В 1899 году на одном из листков этой рукописи обнаружили криптограмму Ганки, ранее не замеченную. Значит, сотворивший памятник и выдавший его за древний как бы специально оставил свою подпись на нем: «V. Hanka fecit», то есть «В. Ганка сделал». Химическая экспертиза была забыта. В книгах по истории литературы, в учебниках и словарях стали ссылаться на криптограмму как на неопровержимое доказательство подделки. Отныне слова «В. Ганка сделал» значили больше, чем все предыдущие аргументы противников подлинности.
И только мировая война внесла вынужденную паузу и охладила пыл сторон.

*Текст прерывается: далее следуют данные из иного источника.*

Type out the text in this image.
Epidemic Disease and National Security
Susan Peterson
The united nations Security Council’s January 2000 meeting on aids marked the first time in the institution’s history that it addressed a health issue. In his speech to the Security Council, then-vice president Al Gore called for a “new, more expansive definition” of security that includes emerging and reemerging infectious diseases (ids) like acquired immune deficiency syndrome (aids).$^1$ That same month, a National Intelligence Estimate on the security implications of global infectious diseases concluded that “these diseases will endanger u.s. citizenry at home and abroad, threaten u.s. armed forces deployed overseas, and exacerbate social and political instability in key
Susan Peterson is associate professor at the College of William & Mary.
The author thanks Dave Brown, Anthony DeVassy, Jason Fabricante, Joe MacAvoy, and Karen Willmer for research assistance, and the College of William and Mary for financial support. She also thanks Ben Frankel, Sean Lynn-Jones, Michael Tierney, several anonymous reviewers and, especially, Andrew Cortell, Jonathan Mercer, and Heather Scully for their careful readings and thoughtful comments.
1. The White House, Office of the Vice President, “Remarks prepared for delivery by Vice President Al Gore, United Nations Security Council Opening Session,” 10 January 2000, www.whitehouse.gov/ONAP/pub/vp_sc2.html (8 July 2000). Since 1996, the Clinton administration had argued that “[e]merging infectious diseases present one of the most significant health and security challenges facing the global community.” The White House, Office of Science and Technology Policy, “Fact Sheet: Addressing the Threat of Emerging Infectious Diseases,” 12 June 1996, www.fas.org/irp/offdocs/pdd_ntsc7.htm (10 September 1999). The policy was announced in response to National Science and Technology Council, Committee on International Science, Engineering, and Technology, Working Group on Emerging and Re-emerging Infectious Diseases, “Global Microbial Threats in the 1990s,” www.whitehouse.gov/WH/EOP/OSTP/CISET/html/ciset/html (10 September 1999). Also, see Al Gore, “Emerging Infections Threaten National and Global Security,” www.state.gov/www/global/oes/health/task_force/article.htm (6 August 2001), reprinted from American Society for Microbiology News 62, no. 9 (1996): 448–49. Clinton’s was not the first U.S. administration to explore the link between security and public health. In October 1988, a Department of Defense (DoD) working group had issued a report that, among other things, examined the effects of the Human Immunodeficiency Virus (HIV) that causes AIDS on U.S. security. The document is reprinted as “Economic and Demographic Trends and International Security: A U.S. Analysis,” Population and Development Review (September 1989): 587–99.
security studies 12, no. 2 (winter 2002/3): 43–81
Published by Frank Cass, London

Надо, однако, заметить, что еще перед самой войной были опубликованы результаты палеографического исследования рукописей, предпринятого профессором Г. Фридрихом. И главное, на что он впервые обратил внимание, – это две страницы двух других старинных рукописей, найденных Ганкой вместе с «Kраледворской рукописью», подлинность которых никем не оспаривалась. Эти рукописи хранились в Национальном музее в папке с надписью «К материалам “Kраледворской рукописи”». На обоих листах почерком Ганки, зелеными чернилами – такими же, какими написана «Зеленогорская рукопись» и выполнены некоторые завитки на «Kраледворской рукописи», значилось: «Найдено при Краледворской рукописи в 1817 году».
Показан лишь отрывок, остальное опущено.